Tuesday, May 15, 2012

Graphic Novel Mini-Reviews

As my PhD consumes more and more of my life, I'm finding myself reading far more comics. Because of their smaller size I can read one (or a few) in one sitting without feeling like I'm encroaching into my study time, plus they weigh far less in my textbook heavy bag! So expect a few more of these posts over the next few months, because Tom keeps bringing home more and more of these beautifies.

Crossed: Badlands (issues 1-4)
Written by: Garth Ennis and Jamie Delano, Illustrated by: Jacen Burrows

My Thoughts: This is actually a spin-off from a larger graphic novel series, but I'm not really sure how much or how little relates between them. In Crossed: Badlands a small troop of survivors are trying to make their way through the Scottish back country without encountering the "crossed". The crossed are people who have been struck by a mystery illness which creates a rage-y/zombie like response in them.

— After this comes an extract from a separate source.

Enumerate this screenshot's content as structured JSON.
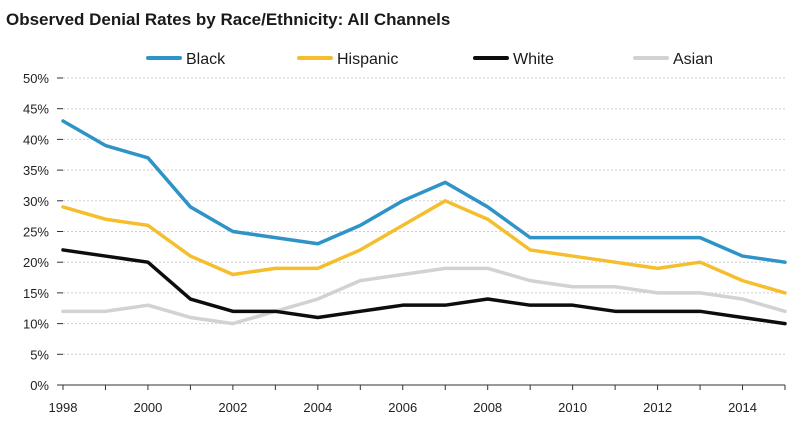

I really liked this one, the pacing was perfect, the characters were interesting and multi-sided (a certain red-headed royal plays a role!) and the situations they found themselves in were grim, tough and decidedly real. The artwork beautifully accompanied the writing and the story, and the crossed appearance of the infected people is chilling. I'm looking forward to reading the primary story!

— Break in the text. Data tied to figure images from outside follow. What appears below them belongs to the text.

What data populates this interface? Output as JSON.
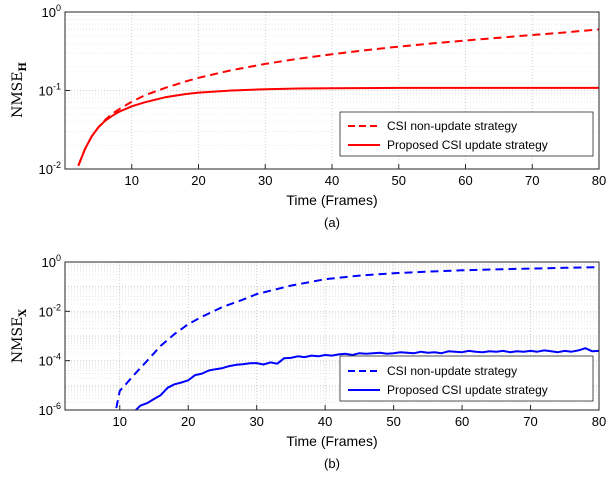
{
  "chart_data": [
    {
      "type": "line",
      "caption": "(a)",
      "xlabel": "Time (Frames)",
      "ylabel_base": "NMSE",
      "ylabel_sub": "H",
      "xlim": [
        0,
        80
      ],
      "xticks": [
        10,
        20,
        30,
        40,
        50,
        60,
        70,
        80
      ],
      "yscale": "log",
      "ylim": [
        0.01,
        1
      ],
      "yticks": [
        {
          "value": 0.01,
          "base": "10",
          "exp": "-2"
        },
        {
          "value": 0.1,
          "base": "10",
          "exp": "-1"
        },
        {
          "value": 1,
          "base": "10",
          "exp": "0"
        }
      ],
      "grid": true,
      "legend_position": "bottom-right",
      "series": [
        {
          "name": "CSI non-update strategy",
          "color": "#ff0000",
          "dash": "dashed",
          "x": [
            2,
            3,
            4,
            5,
            6,
            7,
            8,
            10,
            12,
            15,
            18,
            20,
            25,
            30,
            35,
            40,
            45,
            50,
            55,
            60,
            65,
            70,
            75,
            80
          ],
          "y": [
            0.011,
            0.018,
            0.026,
            0.034,
            0.042,
            0.05,
            0.057,
            0.072,
            0.087,
            0.108,
            0.13,
            0.145,
            0.182,
            0.218,
            0.254,
            0.29,
            0.326,
            0.362,
            0.398,
            0.434,
            0.47,
            0.51,
            0.55,
            0.6
          ]
        },
        {
          "name": "Proposed CSI update strategy",
          "color": "#ff0000",
          "dash": "solid",
          "x": [
            2,
            3,
            4,
            5,
            6,
            7,
            8,
            10,
            12,
            15,
            18,
            20,
            25,
            30,
            35,
            40,
            50,
            60,
            70,
            80
          ],
          "y": [
            0.011,
            0.018,
            0.026,
            0.034,
            0.041,
            0.047,
            0.053,
            0.063,
            0.071,
            0.082,
            0.09,
            0.094,
            0.1,
            0.104,
            0.106,
            0.107,
            0.108,
            0.108,
            0.108,
            0.108
          ]
        }
      ]
    },
    {
      "type": "line",
      "caption": "(b)",
      "xlabel": "Time (Frames)",
      "ylabel_base": "NMSE",
      "ylabel_sub": "X",
      "xlim": [
        2,
        80
      ],
      "xticks": [
        10,
        20,
        30,
        40,
        50,
        60,
        70,
        80
      ],
      "yscale": "log",
      "ylim": [
        1e-06,
        1
      ],
      "yticks": [
        {
          "value": 1e-06,
          "base": "10",
          "exp": "-6"
        },
        {
          "value": 0.0001,
          "base": "10",
          "exp": "-4"
        },
        {
          "value": 0.01,
          "base": "10",
          "exp": "-2"
        },
        {
          "value": 1,
          "base": "10",
          "exp": "0"
        }
      ],
      "grid": true,
      "legend_position": "bottom-right",
      "series": [
        {
          "name": "CSI non-update strategy",
          "color": "#0000ff",
          "dash": "dashed",
          "x": [
            9.5,
            10,
            11,
            12,
            13,
            14,
            15,
            16,
            18,
            20,
            22,
            25,
            28,
            30,
            35,
            40,
            45,
            50,
            55,
            60,
            65,
            70,
            75,
            80
          ],
          "y": [
            1.2e-06,
            6e-06,
            1.2e-05,
            2.5e-05,
            5e-05,
            0.0001,
            0.0002,
            0.0004,
            0.0012,
            0.003,
            0.006,
            0.015,
            0.03,
            0.05,
            0.11,
            0.2,
            0.28,
            0.35,
            0.41,
            0.46,
            0.5,
            0.54,
            0.58,
            0.62
          ]
        },
        {
          "name": "Proposed CSI update strategy",
          "color": "#0000ff",
          "dash": "solid",
          "x": [
            12,
            13,
            14,
            15,
            16,
            17,
            18,
            19,
            20,
            21,
            22,
            23,
            24,
            25,
            26,
            27,
            28,
            29,
            30,
            31,
            32,
            33,
            34,
            35,
            36,
            37,
            38,
            39,
            40,
            41,
            42,
            43,
            44,
            45,
            46,
            47,
            48,
            49,
            50,
            51,
            52,
            53,
            54,
            55,
            56,
            57,
            58,
            59,
            60,
            61,
            62,
            63,
            64,
            65,
            66,
            67,
            68,
            69,
            70,
            71,
            72,
            73,
            74,
            75,
            76,
            77,
            78,
            79,
            80
          ],
          "y": [
            8e-07,
            1.5e-06,
            1.9e-06,
            2.8e-06,
            4e-06,
            8e-06,
            1.1e-05,
            1.3e-05,
            1.6e-05,
            2.6e-05,
            3e-05,
            4e-05,
            4.5e-05,
            5e-05,
            6e-05,
            6.8e-05,
            7.2e-05,
            7.8e-05,
            8e-05,
            7e-05,
            8.5e-05,
            7.5e-05,
            0.000125,
            0.00013,
            0.00015,
            0.00014,
            0.00016,
            0.00015,
            0.00017,
            0.00016,
            0.00018,
            0.00019,
            0.00017,
            0.0002,
            0.00019,
            0.0002,
            0.00021,
            0.00019,
            0.0002,
            0.00022,
            0.00021,
            0.0002,
            0.00023,
            0.00021,
            0.00022,
            0.0002,
            0.00024,
            0.00023,
            0.00022,
            0.00025,
            0.00023,
            0.00022,
            0.00024,
            0.00023,
            0.00025,
            0.00022,
            0.00024,
            0.00023,
            0.00025,
            0.00023,
            0.00026,
            0.00024,
            0.00022,
            0.00025,
            0.00023,
            0.00026,
            0.00032,
            0.00024,
            0.00025
          ]
        }
      ]
    }
  ]
}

Written by: John Smith, Illustrations by: Edmund Bagwell

My Thoughts: Shane is out of juvenile detention and is trying to keep out of trouble, but there's trouble all around his neighbourhood and it's not going to be easy to keep out of... I really enjoyed Cradlegrave (except perhaps the ending) but man, is it gross! I won't say anything to give the story away, but this is one of those stories that will make you feel queasy as you read it, and probably for a little while afterwards as well. The story is well written and, ending aside, it held my attention throughout the whole thing. The characters all look a little too similar, so it gets a little hard to tell them apart now and again, but if you like a twisted district/home horror to make you feel uneasy, then this one is for you.

Dominique Laveau: Voodoo Child (Issues #1 and 2)
Written by: Delwyn Seyfu Hinds, Denys Cowan and John Floyd

My Thoughts: I've only just begun this new series, but so far, so good. Set in the New Orleans, there's an interesting mix of voodoo, magic, shadow worlds, action and mystery. The story bounced around quite a bit during these two issues, but I'm hoping it'll smooth down as the story progresses.  It's a little early to say for sure, I'm loving the female leads and focus and I think there's real potential for this to grow into a great series. I'm definitely going to keep my eyes out and see where the writers take this one.